Orders for durable goods dropped 4.2 per cent in March, the steepest fall since January 2009, the Commerce Department said Wednesday. Commercial aircraft orders, a volatile category, fell by nearly 50 per cent.
Excluding transportation equipment, orders declined 1.1 per cent. That's the second drop in that category in three months.
And orders for so-called "core" capital goods, a good measure of business investment plans, declined 0.8 per cent. Companies are reducing their orders for steel and other metals, industrial machinery and computers.
A durable good is expected to last at least three years. Examples range from appliances and cars to heavy machinery and planes.
Manufacturing has been a leading source of growth and jobs since the recession ended. Americans have stepped up their purchases of autos and electronic goods this year. Businesses have invested in more industrial machinery, computers and other equipment.
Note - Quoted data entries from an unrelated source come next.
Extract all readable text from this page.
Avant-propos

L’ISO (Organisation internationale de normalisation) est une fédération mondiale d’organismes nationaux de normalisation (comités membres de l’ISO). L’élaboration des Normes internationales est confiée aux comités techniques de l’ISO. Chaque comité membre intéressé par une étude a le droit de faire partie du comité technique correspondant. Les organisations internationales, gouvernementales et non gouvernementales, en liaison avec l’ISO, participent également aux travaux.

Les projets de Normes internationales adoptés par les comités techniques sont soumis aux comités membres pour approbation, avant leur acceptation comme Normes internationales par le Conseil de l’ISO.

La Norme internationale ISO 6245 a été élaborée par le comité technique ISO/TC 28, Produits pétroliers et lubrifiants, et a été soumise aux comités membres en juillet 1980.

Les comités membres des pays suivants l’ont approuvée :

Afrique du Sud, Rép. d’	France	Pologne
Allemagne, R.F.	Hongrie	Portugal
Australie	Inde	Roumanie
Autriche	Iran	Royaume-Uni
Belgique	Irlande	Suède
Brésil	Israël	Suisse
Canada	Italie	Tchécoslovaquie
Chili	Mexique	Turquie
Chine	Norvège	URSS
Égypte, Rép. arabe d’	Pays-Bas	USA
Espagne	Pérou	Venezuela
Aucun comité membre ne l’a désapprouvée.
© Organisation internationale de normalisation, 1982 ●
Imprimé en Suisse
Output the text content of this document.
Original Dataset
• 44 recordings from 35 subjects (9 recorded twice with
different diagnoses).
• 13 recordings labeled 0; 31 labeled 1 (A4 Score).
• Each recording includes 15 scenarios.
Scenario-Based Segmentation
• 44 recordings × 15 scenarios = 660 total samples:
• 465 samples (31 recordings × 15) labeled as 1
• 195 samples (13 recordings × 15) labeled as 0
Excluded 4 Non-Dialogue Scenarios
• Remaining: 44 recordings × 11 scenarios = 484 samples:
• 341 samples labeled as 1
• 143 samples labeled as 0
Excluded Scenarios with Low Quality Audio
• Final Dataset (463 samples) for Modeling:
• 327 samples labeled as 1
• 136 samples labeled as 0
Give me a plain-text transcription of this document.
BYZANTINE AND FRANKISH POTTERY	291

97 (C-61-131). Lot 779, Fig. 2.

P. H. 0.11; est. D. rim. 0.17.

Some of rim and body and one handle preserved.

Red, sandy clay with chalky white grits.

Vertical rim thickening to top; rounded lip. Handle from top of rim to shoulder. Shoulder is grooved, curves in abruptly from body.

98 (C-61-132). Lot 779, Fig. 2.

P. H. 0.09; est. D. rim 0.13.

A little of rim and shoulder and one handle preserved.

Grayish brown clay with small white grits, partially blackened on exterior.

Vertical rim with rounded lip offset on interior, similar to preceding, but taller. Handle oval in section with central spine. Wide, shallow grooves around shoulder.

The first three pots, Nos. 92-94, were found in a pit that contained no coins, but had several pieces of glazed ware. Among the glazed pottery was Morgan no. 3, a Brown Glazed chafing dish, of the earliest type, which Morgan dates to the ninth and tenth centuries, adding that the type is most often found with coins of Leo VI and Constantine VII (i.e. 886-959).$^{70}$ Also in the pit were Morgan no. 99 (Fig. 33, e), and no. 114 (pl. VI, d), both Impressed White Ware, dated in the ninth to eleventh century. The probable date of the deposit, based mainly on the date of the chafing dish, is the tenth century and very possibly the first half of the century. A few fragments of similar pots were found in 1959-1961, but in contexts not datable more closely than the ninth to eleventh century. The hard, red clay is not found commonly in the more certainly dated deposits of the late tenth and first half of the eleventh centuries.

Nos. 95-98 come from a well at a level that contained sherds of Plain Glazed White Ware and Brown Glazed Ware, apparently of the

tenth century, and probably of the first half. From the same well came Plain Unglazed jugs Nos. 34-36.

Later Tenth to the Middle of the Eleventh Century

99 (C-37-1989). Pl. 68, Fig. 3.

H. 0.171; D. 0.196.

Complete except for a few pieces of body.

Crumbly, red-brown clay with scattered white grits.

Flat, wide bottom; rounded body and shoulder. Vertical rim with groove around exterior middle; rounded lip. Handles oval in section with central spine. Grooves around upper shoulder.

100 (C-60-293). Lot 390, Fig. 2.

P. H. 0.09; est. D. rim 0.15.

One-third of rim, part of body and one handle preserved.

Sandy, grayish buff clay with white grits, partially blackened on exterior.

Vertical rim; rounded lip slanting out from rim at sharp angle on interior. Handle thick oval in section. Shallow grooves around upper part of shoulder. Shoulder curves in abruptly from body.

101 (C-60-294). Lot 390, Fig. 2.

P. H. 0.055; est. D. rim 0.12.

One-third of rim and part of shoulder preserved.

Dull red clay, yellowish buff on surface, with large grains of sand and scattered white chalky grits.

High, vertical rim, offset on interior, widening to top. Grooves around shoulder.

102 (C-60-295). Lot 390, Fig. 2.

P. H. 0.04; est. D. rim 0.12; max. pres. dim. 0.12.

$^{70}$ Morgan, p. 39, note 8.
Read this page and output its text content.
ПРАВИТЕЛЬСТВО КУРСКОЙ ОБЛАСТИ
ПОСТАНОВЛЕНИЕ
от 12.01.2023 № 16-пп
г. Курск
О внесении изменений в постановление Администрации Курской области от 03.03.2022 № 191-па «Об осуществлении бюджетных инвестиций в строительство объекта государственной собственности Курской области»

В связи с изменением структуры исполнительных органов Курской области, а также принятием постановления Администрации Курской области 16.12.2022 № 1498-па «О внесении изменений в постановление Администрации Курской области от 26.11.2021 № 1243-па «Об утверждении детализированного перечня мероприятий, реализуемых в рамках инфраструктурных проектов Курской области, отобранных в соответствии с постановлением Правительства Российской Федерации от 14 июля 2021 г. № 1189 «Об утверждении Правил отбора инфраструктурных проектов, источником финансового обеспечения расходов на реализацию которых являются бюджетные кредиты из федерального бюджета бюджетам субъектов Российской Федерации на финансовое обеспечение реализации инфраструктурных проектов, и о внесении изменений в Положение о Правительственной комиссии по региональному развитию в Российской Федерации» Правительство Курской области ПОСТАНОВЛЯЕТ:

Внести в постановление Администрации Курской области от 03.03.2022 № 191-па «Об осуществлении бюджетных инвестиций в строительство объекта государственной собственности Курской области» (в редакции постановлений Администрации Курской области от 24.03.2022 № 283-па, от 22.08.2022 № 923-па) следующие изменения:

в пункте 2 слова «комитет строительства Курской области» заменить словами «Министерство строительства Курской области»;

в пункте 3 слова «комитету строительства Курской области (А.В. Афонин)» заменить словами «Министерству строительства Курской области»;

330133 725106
Both trends have kept factories humming, but there have been some hints that the sector could slow.
Factory output fell in March, the Federal Reserve said last week. Companies made fewer electronic products and cut back on steel and other metals.
And a private survey showed that the manufacturing sector expanded last month and companies said they were adding more jobs. Order backlogs also grew.
Americans are still spending, despite recent increases in gas prices. Retail sales rose at a healthy pace in March, the government said last week, boosted in part by unseasonably warm weather. Consumers also bought more furniture, cars, and other durable goods.